The core of Alta Moda was formed in 1979 when guitarist and keyboardist Norman Orenstein was looking for a new musical direction, following stints with Michael Jordana and then Toby Lark. He happened to see Molly Johnson performing in a small club in Toronto one night. Johnson was a former student of the National Ballet School and the Banff School of Fine Arts, and the two struck it off.
They dabbled on the scene for a few years as a duo, but eventually decided to make an actual group, and added Steven Gelineau (ex of Nails) on drums and bassist Etric Lyons, whose band Liberty Silver was going nowhere. In ’85 they released an independent cassette, used for promotional sales at their shows and to court potential labels. Their song “American Chaser” wound up on the film, “Popeye Doyle,” but it still wasn’t until 1987 that they finally agreed to a deal with Current Records, who had a distribution agreement with Epic.
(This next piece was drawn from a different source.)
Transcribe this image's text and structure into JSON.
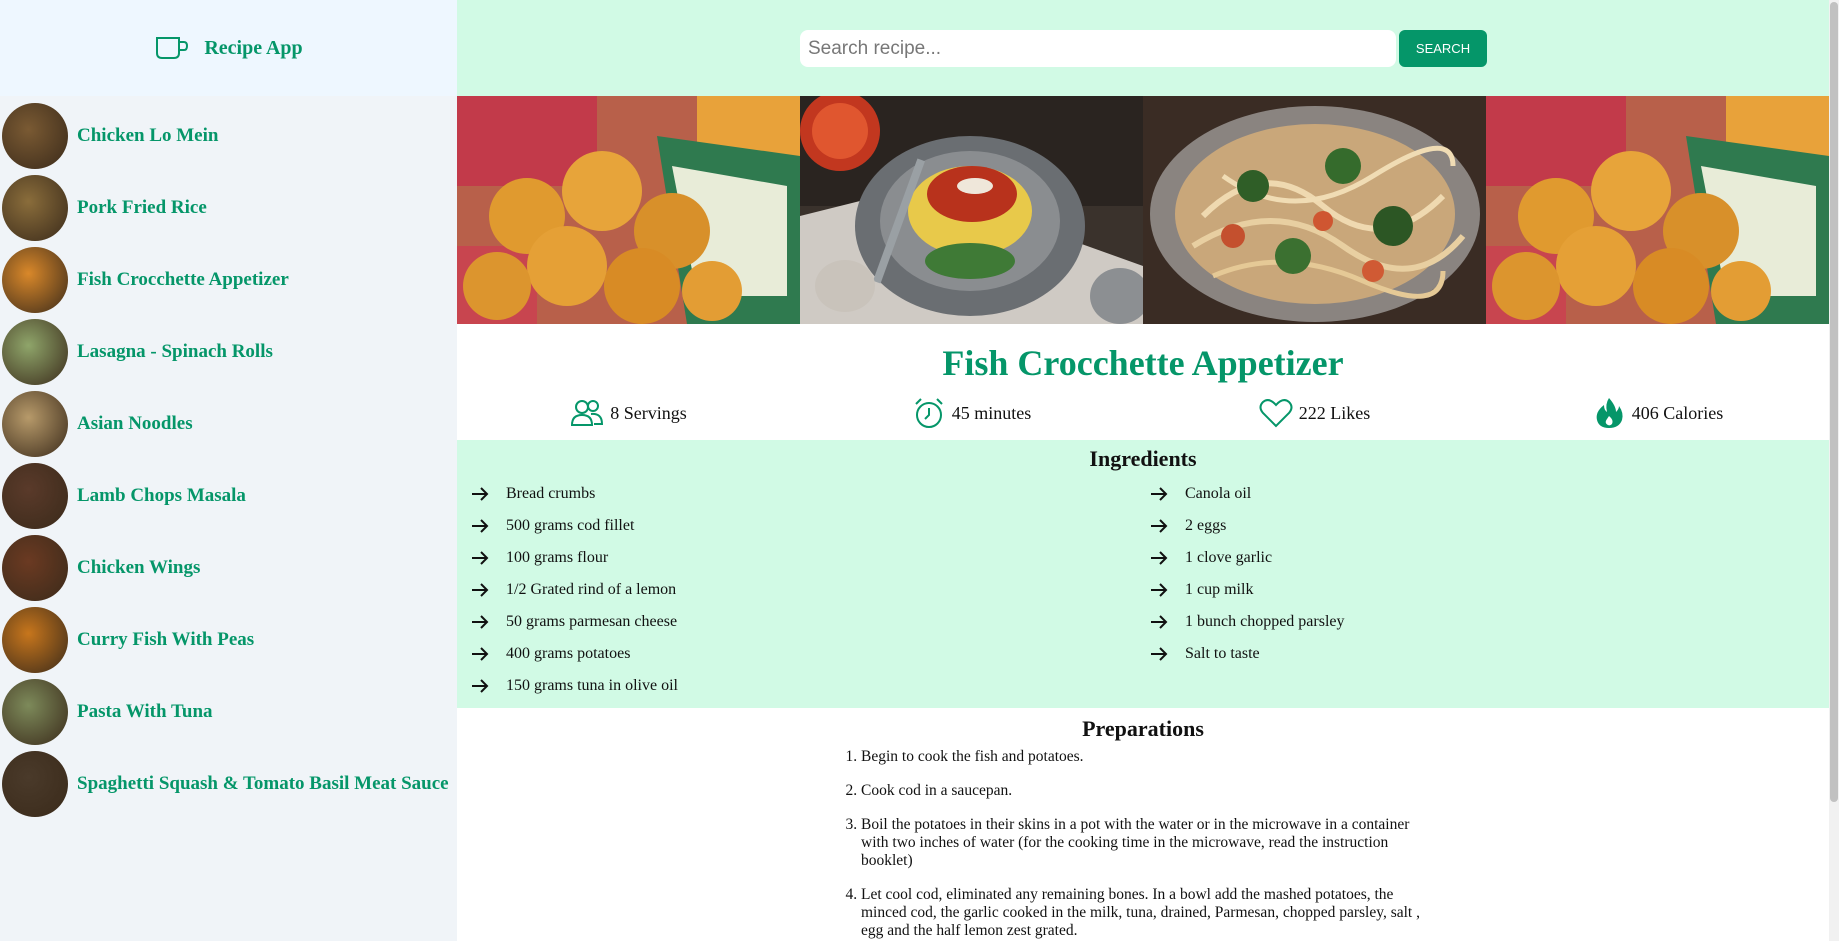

Johnson was still moonlighting as a lounge jazz singer, but Current was becoming known for pushing Canadian talent, with Parachute Club and Martha & The Muffins both having success at that point, so Johnson decided to concentrate on Alta Moda full-time, and a seven year deal was signed.
Colin Thurston, whose credits as producer and enginner included David Bowie, Iggy Pop, Duran Duran, Gary Numan and Human League, was brought in to re-work some of the material from the cassette and record some new songs. Their debut album was released in time for the Christmas rush in ’87, and the critics immediately jumped on it – but for all the wrong reasons, claiming the band was little more than re-hashed Motown. Program Directors didn’t know what to make of the band either, and although the single “Cool Love” was put out on a 12″ to market them to the dance clubs, radio all but ignored it. The follow-up single “Julian” fared slightly better, making it to #53 on the charts and a video getting decent initial reception on MuchMusic. The song earned them a nomination the following spring, but disgruntled, they politely declined, stating they didn’t belong in the R & B category.
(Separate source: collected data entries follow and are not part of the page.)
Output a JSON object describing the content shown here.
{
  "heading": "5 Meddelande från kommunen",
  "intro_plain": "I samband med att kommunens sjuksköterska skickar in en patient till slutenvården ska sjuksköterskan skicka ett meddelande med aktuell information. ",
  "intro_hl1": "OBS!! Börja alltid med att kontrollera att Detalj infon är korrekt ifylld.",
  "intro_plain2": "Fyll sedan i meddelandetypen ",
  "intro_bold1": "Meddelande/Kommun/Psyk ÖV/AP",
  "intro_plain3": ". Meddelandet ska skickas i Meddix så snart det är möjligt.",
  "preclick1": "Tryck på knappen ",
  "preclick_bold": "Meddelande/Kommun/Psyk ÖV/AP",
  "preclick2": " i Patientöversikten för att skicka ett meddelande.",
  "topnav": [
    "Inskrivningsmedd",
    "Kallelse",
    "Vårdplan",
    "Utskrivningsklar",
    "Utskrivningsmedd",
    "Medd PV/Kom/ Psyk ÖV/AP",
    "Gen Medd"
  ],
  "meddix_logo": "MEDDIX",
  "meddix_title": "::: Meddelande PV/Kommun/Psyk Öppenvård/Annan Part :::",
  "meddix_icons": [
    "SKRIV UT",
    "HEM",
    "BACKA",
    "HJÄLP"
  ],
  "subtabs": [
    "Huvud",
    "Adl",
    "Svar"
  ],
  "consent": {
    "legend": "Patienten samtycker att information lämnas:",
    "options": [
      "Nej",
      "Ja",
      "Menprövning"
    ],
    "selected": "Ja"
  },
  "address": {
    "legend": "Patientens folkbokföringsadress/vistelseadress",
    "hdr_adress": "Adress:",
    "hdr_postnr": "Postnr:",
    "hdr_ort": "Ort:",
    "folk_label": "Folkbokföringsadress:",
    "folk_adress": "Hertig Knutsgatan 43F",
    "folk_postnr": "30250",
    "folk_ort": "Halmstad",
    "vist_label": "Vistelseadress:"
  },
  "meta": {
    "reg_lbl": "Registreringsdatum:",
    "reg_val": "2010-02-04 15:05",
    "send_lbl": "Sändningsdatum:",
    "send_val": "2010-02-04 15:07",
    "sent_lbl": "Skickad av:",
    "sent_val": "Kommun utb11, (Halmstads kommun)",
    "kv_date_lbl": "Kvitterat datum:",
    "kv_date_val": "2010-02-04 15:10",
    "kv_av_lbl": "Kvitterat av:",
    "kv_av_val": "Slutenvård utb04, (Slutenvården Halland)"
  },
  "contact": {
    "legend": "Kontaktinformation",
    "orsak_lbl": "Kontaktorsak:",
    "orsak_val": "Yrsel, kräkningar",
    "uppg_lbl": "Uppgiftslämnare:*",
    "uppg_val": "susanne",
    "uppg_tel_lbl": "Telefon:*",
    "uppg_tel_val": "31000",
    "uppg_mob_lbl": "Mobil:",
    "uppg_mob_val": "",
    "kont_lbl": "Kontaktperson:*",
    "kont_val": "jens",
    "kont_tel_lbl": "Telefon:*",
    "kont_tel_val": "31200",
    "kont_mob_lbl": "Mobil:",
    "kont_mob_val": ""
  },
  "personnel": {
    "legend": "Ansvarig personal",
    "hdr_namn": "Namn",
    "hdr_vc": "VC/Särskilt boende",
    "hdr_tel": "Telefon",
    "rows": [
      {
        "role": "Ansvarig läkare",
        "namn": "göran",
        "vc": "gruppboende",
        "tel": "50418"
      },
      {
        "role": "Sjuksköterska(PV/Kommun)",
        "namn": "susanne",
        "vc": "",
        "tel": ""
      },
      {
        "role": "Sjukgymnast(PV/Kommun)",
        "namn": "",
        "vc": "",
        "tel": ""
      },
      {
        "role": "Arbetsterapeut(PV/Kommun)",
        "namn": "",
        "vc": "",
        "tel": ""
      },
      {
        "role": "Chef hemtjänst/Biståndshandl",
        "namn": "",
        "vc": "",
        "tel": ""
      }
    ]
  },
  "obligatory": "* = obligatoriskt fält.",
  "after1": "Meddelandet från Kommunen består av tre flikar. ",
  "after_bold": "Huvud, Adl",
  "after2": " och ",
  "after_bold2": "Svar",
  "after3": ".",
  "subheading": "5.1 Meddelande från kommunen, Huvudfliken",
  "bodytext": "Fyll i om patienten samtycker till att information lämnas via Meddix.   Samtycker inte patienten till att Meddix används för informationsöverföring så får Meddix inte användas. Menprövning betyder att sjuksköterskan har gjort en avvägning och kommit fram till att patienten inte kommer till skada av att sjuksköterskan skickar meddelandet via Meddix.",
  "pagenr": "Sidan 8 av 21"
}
But when the third single, “Notown In Particular” failed to build on any momentum, despite a video being made for it, Epic cut them from their roster, and the band dissolved shortly afterwards. In 1990, Current re-released the album to a German-only audience.
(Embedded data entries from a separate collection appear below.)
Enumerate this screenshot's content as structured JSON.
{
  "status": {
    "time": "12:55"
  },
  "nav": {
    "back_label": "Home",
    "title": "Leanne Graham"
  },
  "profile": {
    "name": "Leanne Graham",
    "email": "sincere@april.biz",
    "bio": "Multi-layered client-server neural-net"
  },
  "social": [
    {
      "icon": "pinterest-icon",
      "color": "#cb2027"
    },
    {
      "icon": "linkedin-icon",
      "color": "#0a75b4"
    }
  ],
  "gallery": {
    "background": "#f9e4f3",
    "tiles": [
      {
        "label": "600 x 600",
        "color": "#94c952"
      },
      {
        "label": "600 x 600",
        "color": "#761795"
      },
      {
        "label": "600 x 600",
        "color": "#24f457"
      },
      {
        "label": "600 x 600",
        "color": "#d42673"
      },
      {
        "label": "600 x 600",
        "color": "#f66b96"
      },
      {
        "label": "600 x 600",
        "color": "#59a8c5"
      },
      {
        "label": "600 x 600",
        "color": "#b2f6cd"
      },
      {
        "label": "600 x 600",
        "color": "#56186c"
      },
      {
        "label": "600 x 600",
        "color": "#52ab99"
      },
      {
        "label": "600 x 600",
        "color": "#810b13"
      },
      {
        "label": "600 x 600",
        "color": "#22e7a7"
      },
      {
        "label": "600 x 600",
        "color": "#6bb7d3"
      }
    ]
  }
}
Johnson meanwhile went back to life as a jazz singer with a band that eventually morphed into Big Sugar, while still writing material with Orenstein. Along with a returning Lyons, they went on to form Infidels, who also only lasted one album in 1991. Johnson then went solo, releasing a string of albums, some of which featured Orenstein as producer). She did some time as a radio host for CBC, and was awarded the Order of Canada in 2008.
Alta Moda’s only album was re-released by Pacemaker Entertainment in the mid ’00s, but contained no bonus material.